Whilst working on some inherited PHP code that used
fopen I noticed an interesting comment in the PHP manual which pointed out that fopen always makes a DNS lookup for every request. Taking the following code as an example:
<?php $handle = fopen("http://muffinresearch.co.uk/robots.txt", "r"); $contents = stream_get_contents($handle); // PHP5+ ONLY echo $contents; ?>
Using wireshark for capturing and calling that script 3 times I got 3 DNS lookups because fopen doesn't make use of any DNS lookup caches:
Not only is this a problem for fopen but I also found the same problem with file_get_contents too.
The comment in the manual suggests using
gethostbyname which uses the DNS cache. You can then use this to provide the ip address in the arguments to fopen. However as soon as you're trying to fetch something which uses name-based virtual hosts this approach will fail.
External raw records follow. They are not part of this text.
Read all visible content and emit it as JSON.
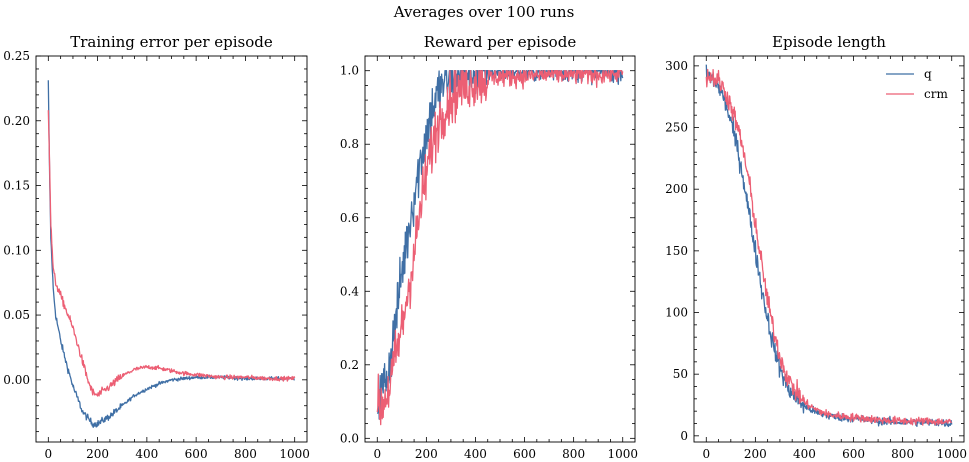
{
  "suptitle": "Averages over 100 runs",
  "colors": {
    "q": "#3f6fa5",
    "crm": "#ec5f74"
  },
  "chart_data": [
    {
      "type": "line",
      "title": "Training error per episode",
      "xlim": [
        -50,
        1050
      ],
      "ylim": [
        -0.048,
        0.25
      ],
      "xticks": [
        0,
        200,
        400,
        600,
        800,
        1000
      ],
      "yticks": [
        0.0,
        0.05,
        0.1,
        0.15,
        0.2,
        0.25
      ],
      "ytick_labels": [
        "0.00",
        "0.05",
        "0.10",
        "0.15",
        "0.20",
        "0.25"
      ],
      "legend": false,
      "series": [
        {
          "key": "q",
          "noise": 0.0025,
          "x": [
            0,
            5,
            10,
            20,
            30,
            50,
            70,
            100,
            140,
            180,
            200,
            250,
            300,
            350,
            400,
            450,
            500,
            550,
            600,
            700,
            800,
            900,
            1000
          ],
          "y": [
            0.23,
            0.16,
            0.11,
            0.07,
            0.05,
            0.03,
            0.015,
            -0.005,
            -0.025,
            -0.034,
            -0.034,
            -0.028,
            -0.02,
            -0.012,
            -0.007,
            -0.003,
            0.0,
            0.001,
            0.002,
            0.002,
            0.001,
            0.001,
            0.001
          ]
        },
        {
          "key": "crm",
          "noise": 0.003,
          "x": [
            0,
            5,
            10,
            20,
            30,
            50,
            70,
            100,
            130,
            160,
            180,
            200,
            250,
            300,
            350,
            400,
            450,
            500,
            550,
            600,
            700,
            800,
            900,
            1000
          ],
          "y": [
            0.21,
            0.17,
            0.12,
            0.085,
            0.075,
            0.065,
            0.055,
            0.04,
            0.02,
            0.0,
            -0.01,
            -0.012,
            -0.005,
            0.003,
            0.008,
            0.01,
            0.009,
            0.007,
            0.005,
            0.004,
            0.002,
            0.002,
            0.001,
            0.001
          ]
        }
      ]
    },
    {
      "type": "line",
      "title": "Reward per episode",
      "xlim": [
        -50,
        1050
      ],
      "ylim": [
        -0.01,
        1.04
      ],
      "xticks": [
        0,
        200,
        400,
        600,
        800,
        1000
      ],
      "yticks": [
        0.0,
        0.2,
        0.4,
        0.6,
        0.8,
        1.0
      ],
      "ytick_labels": [
        "0.0",
        "0.2",
        "0.4",
        "0.6",
        "0.8",
        "1.0"
      ],
      "legend": false,
      "series": [
        {
          "key": "q",
          "noise": 0.045,
          "x": [
            0,
            25,
            50,
            75,
            100,
            125,
            150,
            175,
            200,
            225,
            250,
            275,
            300,
            350,
            400,
            500,
            600,
            700,
            800,
            900,
            1000
          ],
          "y": [
            0.1,
            0.14,
            0.2,
            0.32,
            0.45,
            0.56,
            0.66,
            0.75,
            0.83,
            0.9,
            0.94,
            0.97,
            0.985,
            0.995,
            0.998,
            0.999,
            0.999,
            0.999,
            0.999,
            0.999,
            0.999
          ]
        },
        {
          "key": "crm",
          "noise": 0.045,
          "x": [
            0,
            25,
            50,
            75,
            100,
            125,
            150,
            175,
            200,
            225,
            250,
            275,
            300,
            350,
            400,
            450,
            500,
            600,
            700,
            800,
            900,
            1000
          ],
          "y": [
            0.08,
            0.1,
            0.14,
            0.22,
            0.3,
            0.4,
            0.5,
            0.62,
            0.72,
            0.8,
            0.86,
            0.9,
            0.93,
            0.96,
            0.975,
            0.98,
            0.985,
            0.985,
            0.99,
            0.99,
            0.99,
            0.995
          ]
        }
      ]
    },
    {
      "type": "line",
      "title": "Episode length",
      "xlim": [
        -50,
        1050
      ],
      "ylim": [
        -5,
        308
      ],
      "xticks": [
        0,
        200,
        400,
        600,
        800,
        1000
      ],
      "yticks": [
        0,
        50,
        100,
        150,
        200,
        250,
        300
      ],
      "ytick_labels": [
        "0",
        "50",
        "100",
        "150",
        "200",
        "250",
        "300"
      ],
      "legend": true,
      "legend_position": "top-right",
      "series": [
        {
          "key": "q",
          "name": "q",
          "noise": 6,
          "x": [
            0,
            25,
            50,
            75,
            100,
            125,
            150,
            175,
            200,
            225,
            250,
            275,
            300,
            325,
            350,
            400,
            450,
            500,
            600,
            700,
            800,
            900,
            1000
          ],
          "y": [
            292,
            290,
            284,
            272,
            255,
            235,
            210,
            180,
            150,
            120,
            95,
            72,
            55,
            42,
            34,
            24,
            19,
            16,
            14,
            12,
            11,
            11,
            10
          ]
        },
        {
          "key": "crm",
          "name": "crm",
          "noise": 6,
          "x": [
            0,
            25,
            50,
            75,
            100,
            125,
            150,
            175,
            200,
            225,
            250,
            275,
            300,
            325,
            350,
            400,
            450,
            500,
            600,
            700,
            800,
            900,
            1000
          ],
          "y": [
            292,
            291,
            288,
            280,
            268,
            252,
            232,
            205,
            172,
            140,
            110,
            85,
            65,
            50,
            40,
            27,
            21,
            17,
            15,
            13,
            12,
            12,
            11
          ]
        }
      ]
    }
  ]
}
This is due to there being several sites on the same server all being served on the same ip address; if you contact the server by ip address it will simply serve you content from the default virtual host which is the conf which happens to be first alphabetically.
A SolutionThe cURL library (php5-curl is the package you'll need on Ubuntu) is the preferred way of fetching content with PHP, mainly because it gives you far greater control over requests.
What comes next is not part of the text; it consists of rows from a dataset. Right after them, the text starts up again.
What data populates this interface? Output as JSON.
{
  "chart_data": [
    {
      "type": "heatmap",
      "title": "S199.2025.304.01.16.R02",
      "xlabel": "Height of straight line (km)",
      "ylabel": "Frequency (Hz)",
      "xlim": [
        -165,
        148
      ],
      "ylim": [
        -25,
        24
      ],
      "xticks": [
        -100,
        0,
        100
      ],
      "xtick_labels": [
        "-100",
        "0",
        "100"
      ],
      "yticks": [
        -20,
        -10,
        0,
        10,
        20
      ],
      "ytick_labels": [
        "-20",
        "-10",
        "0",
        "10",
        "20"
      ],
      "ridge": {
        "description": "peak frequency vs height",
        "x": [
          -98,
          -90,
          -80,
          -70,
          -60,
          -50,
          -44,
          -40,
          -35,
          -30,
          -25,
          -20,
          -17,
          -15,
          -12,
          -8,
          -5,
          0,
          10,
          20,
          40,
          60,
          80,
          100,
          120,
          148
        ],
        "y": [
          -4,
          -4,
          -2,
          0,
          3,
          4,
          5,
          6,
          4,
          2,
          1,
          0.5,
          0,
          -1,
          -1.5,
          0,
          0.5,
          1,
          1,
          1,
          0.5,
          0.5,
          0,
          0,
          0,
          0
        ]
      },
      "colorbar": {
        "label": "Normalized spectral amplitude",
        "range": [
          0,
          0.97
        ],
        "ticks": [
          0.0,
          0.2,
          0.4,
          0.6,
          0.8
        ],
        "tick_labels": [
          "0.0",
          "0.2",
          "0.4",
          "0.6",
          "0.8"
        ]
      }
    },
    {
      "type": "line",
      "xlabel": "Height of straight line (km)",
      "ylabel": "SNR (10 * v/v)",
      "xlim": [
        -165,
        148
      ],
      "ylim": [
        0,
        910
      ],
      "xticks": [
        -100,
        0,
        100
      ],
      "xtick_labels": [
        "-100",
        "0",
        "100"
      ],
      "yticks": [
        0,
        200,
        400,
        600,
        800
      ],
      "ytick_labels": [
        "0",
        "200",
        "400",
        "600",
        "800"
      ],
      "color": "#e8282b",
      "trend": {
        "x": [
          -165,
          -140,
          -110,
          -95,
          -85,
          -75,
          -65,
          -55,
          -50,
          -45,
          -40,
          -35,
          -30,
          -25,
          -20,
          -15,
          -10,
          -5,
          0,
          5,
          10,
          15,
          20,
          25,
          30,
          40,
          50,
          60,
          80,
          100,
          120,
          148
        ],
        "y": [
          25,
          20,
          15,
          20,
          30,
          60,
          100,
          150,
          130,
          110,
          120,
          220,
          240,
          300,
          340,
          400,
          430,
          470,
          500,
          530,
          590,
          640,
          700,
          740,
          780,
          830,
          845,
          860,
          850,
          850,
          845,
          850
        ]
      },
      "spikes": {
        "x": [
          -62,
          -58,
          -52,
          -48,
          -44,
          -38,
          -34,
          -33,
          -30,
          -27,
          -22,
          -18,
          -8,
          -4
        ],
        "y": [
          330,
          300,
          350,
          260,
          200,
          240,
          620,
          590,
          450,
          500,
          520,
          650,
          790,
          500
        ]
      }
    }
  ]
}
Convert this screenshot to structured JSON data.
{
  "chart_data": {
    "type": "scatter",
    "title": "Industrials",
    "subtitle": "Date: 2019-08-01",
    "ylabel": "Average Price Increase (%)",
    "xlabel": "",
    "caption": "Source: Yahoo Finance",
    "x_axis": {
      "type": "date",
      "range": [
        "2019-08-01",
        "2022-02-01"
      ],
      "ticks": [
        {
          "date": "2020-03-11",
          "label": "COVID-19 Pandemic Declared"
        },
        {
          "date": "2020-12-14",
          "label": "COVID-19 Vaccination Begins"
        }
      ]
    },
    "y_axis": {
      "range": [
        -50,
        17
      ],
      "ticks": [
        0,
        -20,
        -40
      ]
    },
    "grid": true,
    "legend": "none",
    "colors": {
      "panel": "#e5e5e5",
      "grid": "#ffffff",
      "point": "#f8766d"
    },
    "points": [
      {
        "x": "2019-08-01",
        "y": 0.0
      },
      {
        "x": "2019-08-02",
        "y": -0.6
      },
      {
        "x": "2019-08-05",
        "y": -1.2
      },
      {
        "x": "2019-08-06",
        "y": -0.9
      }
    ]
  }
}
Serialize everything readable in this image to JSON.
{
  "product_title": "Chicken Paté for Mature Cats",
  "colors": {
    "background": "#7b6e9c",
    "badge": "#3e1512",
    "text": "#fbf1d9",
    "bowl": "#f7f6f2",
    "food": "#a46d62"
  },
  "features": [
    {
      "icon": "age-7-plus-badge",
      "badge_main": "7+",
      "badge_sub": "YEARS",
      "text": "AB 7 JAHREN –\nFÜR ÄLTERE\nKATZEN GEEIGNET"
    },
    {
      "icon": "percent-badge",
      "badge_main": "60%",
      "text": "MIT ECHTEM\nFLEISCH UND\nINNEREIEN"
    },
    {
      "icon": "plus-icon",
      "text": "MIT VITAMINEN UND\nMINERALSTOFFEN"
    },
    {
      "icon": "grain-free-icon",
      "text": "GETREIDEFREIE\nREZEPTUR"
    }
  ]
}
The other big benefit of using cURL is that it makes use of the DNS cache so we can save a DNS lookup for repetitive calls to the same hostname:
<?php $ch = curl_init(); curl_setopt($ch, CURLOPT_URL, "http://muffinresearch.co.uk/robots.txt"); curl_setopt($ch, CURLOPT_RETURNTRANSFER, 1); $output = curl_exec($ch); echo $output; curl_close($ch); ?>
Running that script three times now results in only one DNS request (I manually cleared the DNS cache with
sudo /etc/init.d/networking restart first)
ConclusionIf you're using php to fetch data from the web cURL is a much more powerful solution than relying on
file_get_contents. Not only that if you're fetching a lot of data from the same hosts frequently your scripts will run faster as a result of only making the minimum DNS requests.